Cos’è cambiato a nostra volta oggi? Certamente la concezione della ricchezza poggia non più sulla durevolezza del guadagno acquisito, ma sulla cornice morale che ne edifica l’esperienza sensibile. In altre parole, il contesto nel quale ci troviamo recupera la sua morale nella sua stessa fenomenologia. L’intrapresa individuale è sempre più spesso riassunta nell’immagine che essa riesce a dare di sé nel luogo comune.
È ormai facile osservare lavoratori a tutti gli effetti poveri: il reddito derivante dalle proprie fatiche non assicura più in tutti i casi una esistenza libera e dignitosa. Il lavoratore di ogni giorno, impiegato precario o sottoccupato nel settore dei servizi, gode di una pessima pubblicità: soggetto al quale si chiede di produrre. Ci si è abituati, al contrario, a fare dell’imprenditore multinazionale, capace di promuovere sé stesso attraverso una trionfalistica comunicazione digitale, l’emblema dell’homo faber. Colui che ha pazientemente costruito le sue fortune, quello che si rimbocca le maniche mentre gli altri gozzovigliano: la sua salvezza è che gli sia associata titanica fatica individuale quando vive attraverso la rendita.
La sollecitudine con la quale i soccorsi palermitani stanno cercando di venire a capo dell’intervenuto disastro sono dispendiosi quanto encomiabili. Ribaltiamo la canzone di De André, Il testamento di Tito: un ladro non muore di meno, anche un ricco, ricchissimo, al momento del trapasso a seguito di una tragedia, è qualcuno che ha la dignità e il diritto di dover essere soccorso nell’attimo nel quale la vita si conclude. Del resto, Joseph Conrad aveva ammonito sulla voracità della sorprendente catastrofe nel mare in tempesta: universale più che interclassista, capace di trascinare a sé nell’abisso chicchessia. In fondo anche Melville, nella eterna lotta tra Achab e la balena, nonostante l’inclinazione religiosa di Conrad fosse profondamente diversa da quella di Melville, aveva raccontato la tragedia dell’imbarcazione che affonda incatenando a dipartita sciagurata un equipaggio tutto, a prescindere dalla sua connotazione etnica, di cittadinanza, di religione, di inclinazioni personali. Il riserbo per la morte era collante antropico, sia per millenaristi disadattati sia per avventurieri secolari.

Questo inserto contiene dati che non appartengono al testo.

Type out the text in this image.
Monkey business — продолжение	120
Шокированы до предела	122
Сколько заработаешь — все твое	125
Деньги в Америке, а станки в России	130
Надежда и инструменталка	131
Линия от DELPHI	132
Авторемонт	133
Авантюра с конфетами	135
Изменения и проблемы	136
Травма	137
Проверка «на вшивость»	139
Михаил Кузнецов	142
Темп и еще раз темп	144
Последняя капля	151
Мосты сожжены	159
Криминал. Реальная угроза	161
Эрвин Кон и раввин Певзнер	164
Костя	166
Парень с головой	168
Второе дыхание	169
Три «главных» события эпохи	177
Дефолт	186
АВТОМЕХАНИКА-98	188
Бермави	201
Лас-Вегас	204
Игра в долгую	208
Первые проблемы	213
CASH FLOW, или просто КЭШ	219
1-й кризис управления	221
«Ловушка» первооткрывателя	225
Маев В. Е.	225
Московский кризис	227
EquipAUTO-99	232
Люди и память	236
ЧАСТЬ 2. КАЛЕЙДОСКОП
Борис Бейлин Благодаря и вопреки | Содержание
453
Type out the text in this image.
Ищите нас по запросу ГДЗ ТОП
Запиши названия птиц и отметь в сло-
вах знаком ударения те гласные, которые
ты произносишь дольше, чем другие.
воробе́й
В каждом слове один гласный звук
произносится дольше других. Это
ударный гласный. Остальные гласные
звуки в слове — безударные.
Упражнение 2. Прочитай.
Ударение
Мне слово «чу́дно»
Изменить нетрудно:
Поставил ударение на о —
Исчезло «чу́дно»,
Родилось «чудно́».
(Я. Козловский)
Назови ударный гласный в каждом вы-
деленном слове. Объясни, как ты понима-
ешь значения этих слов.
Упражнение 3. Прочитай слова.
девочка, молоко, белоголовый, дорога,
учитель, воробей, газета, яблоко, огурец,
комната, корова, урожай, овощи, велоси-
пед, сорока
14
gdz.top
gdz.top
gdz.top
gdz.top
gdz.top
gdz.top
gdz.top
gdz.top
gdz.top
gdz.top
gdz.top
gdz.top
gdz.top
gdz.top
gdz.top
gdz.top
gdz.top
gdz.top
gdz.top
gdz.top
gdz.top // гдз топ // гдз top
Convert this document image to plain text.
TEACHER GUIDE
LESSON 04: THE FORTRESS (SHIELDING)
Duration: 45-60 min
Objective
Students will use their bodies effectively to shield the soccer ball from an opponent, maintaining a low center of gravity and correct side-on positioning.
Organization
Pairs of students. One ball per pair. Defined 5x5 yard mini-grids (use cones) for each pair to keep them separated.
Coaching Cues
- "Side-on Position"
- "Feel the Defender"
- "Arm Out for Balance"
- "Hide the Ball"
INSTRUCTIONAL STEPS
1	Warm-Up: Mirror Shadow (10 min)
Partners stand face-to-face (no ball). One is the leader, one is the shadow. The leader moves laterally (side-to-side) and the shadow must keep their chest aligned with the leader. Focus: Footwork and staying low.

I tempi in cui viviamo però sono tragicamente sottoposti al persistente abominio del naufragio in mare. Non arriva alcuna notizia delle morti sul lavoro nelle piattaforme sui mari del Nord; sappiamo pochissimo e anzi quasi niente sulla pirateria in Africa o nel Mar Giallo, predatori manipolati anche a fini geopolitici. Per di più quando avviene un naufragio tra i barconi dei migranti, di là dalle lacrime circostanziali, periscono donne, bambini e anziani (le categorie per le quali la gente del mare ha tradizionalmente e persino giuridicamente la maggior sollecitudine). Ci si restituisce allo sguardo sul teleschermo o sullo smartphone un calendario indistinguibile senza avere nome e riconoscimento ufficiale.
All’educazione del nostro occhio è loro impedito anche di rilevare in quanto persone. Potrà ad esempio rimproverarsi alla Chiesa di avere assunto una timbrica mediatica più simile alle organizzazioni non governative, una postura di solidarietà talvolta secolare. Ma quella stessa Chiesa, che pur può meritare le critiche degli spiriti fedeli e degli osservatori scettici, è tra le grandi agenzie del nostro tempo, almeno al livello di gerarchia, l’unica a intestarsi una battaglia di civiltà sulle cause socioeconomiche delle morti in mare. Un esercito disarmato non solo delle munizioni, ma persino dei documenti.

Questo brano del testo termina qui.